Search code examples
regextext-extraction

RegEx to find final occurance of a string in data


I've been looking around for a similar example of this, but I haven't been able to make anything work quite right for my use-case.

I have a block of data that deals with user titles, and includes historical data. For each user, depending on whether they've had a title change before, the data can have between 1 and maybe 10 occurrences, stacked up by date. I need the most recent title, which seems to always be the one on the bottom, and is identified by whatever follows the string "customBusinessTitle="
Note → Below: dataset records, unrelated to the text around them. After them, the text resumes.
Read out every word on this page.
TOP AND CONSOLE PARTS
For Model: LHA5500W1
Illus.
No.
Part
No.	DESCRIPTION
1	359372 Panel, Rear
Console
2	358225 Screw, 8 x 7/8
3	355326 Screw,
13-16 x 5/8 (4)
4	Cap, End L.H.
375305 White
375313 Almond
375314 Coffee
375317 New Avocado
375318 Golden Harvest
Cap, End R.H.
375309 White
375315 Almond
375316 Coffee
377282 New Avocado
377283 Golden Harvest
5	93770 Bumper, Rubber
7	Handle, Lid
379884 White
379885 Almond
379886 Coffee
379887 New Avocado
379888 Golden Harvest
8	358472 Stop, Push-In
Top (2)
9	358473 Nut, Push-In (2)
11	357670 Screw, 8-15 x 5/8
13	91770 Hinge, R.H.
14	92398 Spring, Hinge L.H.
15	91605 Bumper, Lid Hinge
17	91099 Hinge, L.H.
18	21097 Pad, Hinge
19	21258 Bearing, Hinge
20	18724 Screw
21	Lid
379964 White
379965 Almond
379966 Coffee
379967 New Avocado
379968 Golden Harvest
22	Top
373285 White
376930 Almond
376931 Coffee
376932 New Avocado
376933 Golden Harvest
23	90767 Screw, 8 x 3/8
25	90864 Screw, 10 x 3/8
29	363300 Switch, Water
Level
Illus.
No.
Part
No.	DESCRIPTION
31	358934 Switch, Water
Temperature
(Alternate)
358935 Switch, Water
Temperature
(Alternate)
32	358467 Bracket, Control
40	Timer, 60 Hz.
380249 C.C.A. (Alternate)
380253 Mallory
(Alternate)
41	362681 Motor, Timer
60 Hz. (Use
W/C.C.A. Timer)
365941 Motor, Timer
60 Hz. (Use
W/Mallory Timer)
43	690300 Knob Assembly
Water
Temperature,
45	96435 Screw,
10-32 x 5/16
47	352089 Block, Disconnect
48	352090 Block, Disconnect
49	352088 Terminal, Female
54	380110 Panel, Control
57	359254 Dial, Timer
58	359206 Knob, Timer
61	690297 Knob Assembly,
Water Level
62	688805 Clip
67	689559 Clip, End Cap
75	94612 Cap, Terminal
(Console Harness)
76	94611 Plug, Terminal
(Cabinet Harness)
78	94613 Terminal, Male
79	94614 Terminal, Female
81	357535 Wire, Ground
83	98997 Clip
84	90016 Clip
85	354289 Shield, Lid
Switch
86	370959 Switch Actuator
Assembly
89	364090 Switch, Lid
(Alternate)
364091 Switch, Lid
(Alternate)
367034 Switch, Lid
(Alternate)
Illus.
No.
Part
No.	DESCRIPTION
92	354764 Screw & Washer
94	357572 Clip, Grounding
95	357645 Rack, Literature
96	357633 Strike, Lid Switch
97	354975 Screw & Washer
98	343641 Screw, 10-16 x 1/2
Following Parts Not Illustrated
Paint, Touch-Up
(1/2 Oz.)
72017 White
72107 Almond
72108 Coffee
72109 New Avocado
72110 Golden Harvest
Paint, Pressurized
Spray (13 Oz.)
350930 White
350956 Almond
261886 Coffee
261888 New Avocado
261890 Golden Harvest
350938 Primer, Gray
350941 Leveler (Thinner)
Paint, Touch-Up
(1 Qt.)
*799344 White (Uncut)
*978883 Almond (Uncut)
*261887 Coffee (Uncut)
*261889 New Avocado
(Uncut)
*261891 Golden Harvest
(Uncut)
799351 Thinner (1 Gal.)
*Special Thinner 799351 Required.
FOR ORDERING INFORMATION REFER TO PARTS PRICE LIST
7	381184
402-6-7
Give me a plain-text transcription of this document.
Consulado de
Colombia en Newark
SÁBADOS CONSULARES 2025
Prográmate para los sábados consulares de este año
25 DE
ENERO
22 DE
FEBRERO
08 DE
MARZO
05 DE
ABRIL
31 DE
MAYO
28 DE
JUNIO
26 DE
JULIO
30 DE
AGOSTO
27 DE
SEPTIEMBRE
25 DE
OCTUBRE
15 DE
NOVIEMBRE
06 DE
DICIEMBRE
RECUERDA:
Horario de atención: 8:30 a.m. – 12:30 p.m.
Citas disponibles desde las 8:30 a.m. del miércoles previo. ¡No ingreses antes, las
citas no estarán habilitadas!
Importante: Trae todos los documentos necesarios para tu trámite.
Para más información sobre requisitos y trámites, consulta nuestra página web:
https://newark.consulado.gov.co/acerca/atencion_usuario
Here's an example of what the data looks like:

id=2039, employeeId=123, customEffectiveDate7=2018-02-22, customFINDepartment=Sales & Marketing, customBusinessTitle=Vice President, Communications, customTitleDetails=; id=2457, employeeId=123, customEffectiveDate7=2021-05-10, customFINDepartment=Communications, customBusinessTitle=Vice President, Communications, customTitleDetails=; id=5735, employeeId=123, customEffectiveDate7=2022-09-16, customFINDepartment=Communications, customBusinessTitle=Vice President, Communications, customTitleDetails=Vice President, Communications; id=7769, employeeId=123, customEffectiveDate7=2022-09-18, customFINDepartment=Communications, customBusinessTitle=Vice President, Communications, customTitleDetails=Vice President, Communications; id=9811, employeeId=123, customEffectiveDate7=2023-01-01, customFINDepartment=Communications, customBusinessTitle=Vice President, Communications, customTitleDetails=Vice President, Communications

My plan was to use the strings before and after the actual title information, to "bracket" what I need to extract - which in this case is "Vice President, Communications" as it appears between "customBusinessTitle=" and ", customTitleDetails", for the most recent (so final) occurrence in the data.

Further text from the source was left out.